To a question from EFE about whether she has catharsis like Shakira has done after her separation, she answers that she definitely does not offer “as many details” as the Colombian, but that it is one of the most vulnerable projects.

“I don’t want to say that everything is about my personal life on the album, but it is inevitable for an artist to perhaps be inspired by what happens to him in his life, and sing it, write it; So I think it’s definitely an album that for me was one of the most personal and most vulnerable as well.”he assures.

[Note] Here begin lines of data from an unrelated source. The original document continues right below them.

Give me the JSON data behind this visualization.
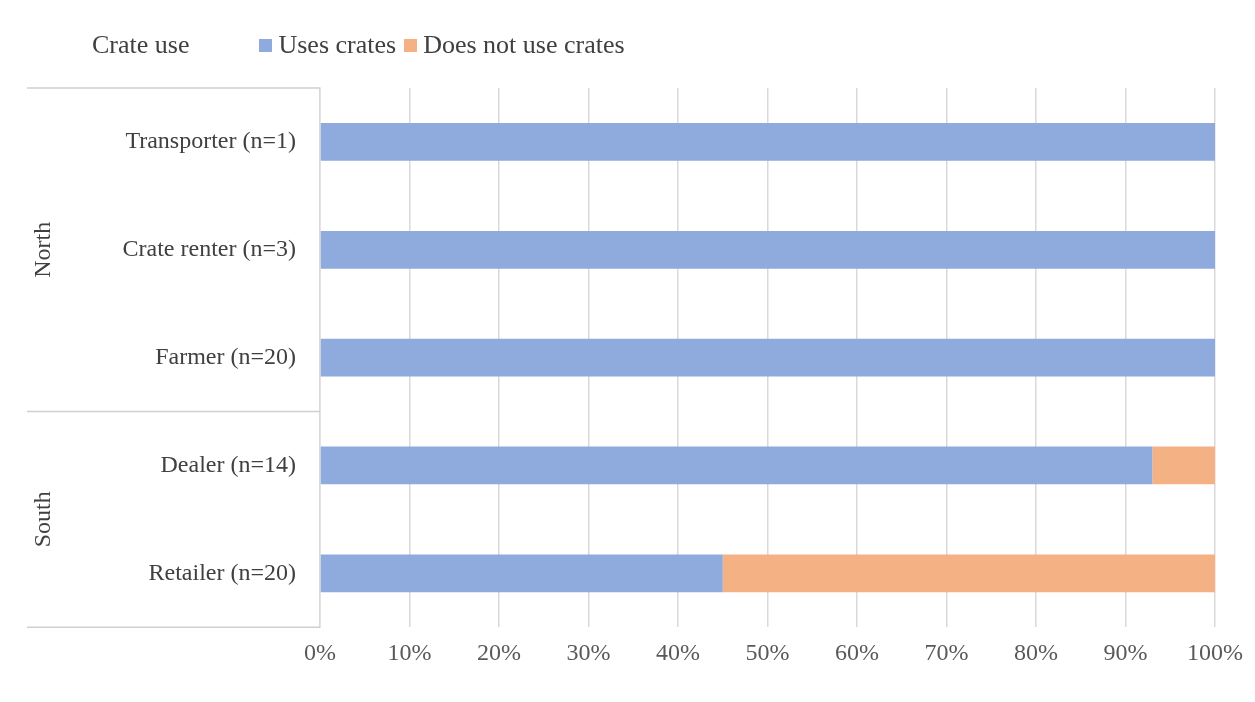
{
  "chart_data": {
    "type": "bar",
    "orientation": "horizontal",
    "stacked": true,
    "legend_title": "Crate use",
    "legend": "top left",
    "grid": "x",
    "categories": [
      "Transporter (n=1)",
      "Crate renter (n=3)",
      "Farmer (n=20)",
      "Dealer (n=14)",
      "Retailer (n=20)"
    ],
    "series": [
      {
        "name": "Uses crates",
        "color": "#8faadc",
        "values": [
          100,
          100,
          100,
          93,
          45
        ]
      },
      {
        "name": "Does not use crates",
        "color": "#f4b183",
        "values": [
          0,
          0,
          0,
          7,
          55
        ]
      }
    ],
    "xlim": [
      0,
      100
    ],
    "xticks": [
      {
        "value": 0,
        "label": "0%"
      },
      {
        "value": 10,
        "label": "10%"
      },
      {
        "value": 20,
        "label": "20%"
      },
      {
        "value": 30,
        "label": "30%"
      },
      {
        "value": 40,
        "label": "40%"
      },
      {
        "value": 50,
        "label": "50%"
      },
      {
        "value": 60,
        "label": "60%"
      },
      {
        "value": 70,
        "label": "70%"
      },
      {
        "value": 80,
        "label": "80%"
      },
      {
        "value": 90,
        "label": "90%"
      },
      {
        "value": 100,
        "label": "100%"
      }
    ],
    "annotations": [
      "North",
      "South"
    ]
  }
}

He is surprised that only two of the songs on his new production, which includes classical instrumentation such as violins that recall the music of his beginnings, “are positive,” while the others are “wrench-cutting,” he laughs.

“There are definitely many, many strong lyrics with depth,” adds the winner of 24 Billboard Latin Music Awards and 9 Latin American Music Awards, among many other awards.

The album includes collaborations with Nicky Jam and Jay Wheeler in ‘If they ask you…’, Lenny Tavarez in ‘How do we get out of this mess?’, Ala Jaz in ‘Sufro’, María Becerra in ‘I hope you’, El Alfa with ‘Le dio 20 mil’ and Luis Miguel del Amargue in ‘Anestesiada’, as well as with the regional artist Gabito Ballesteros, in ‘Cosas de la peda’.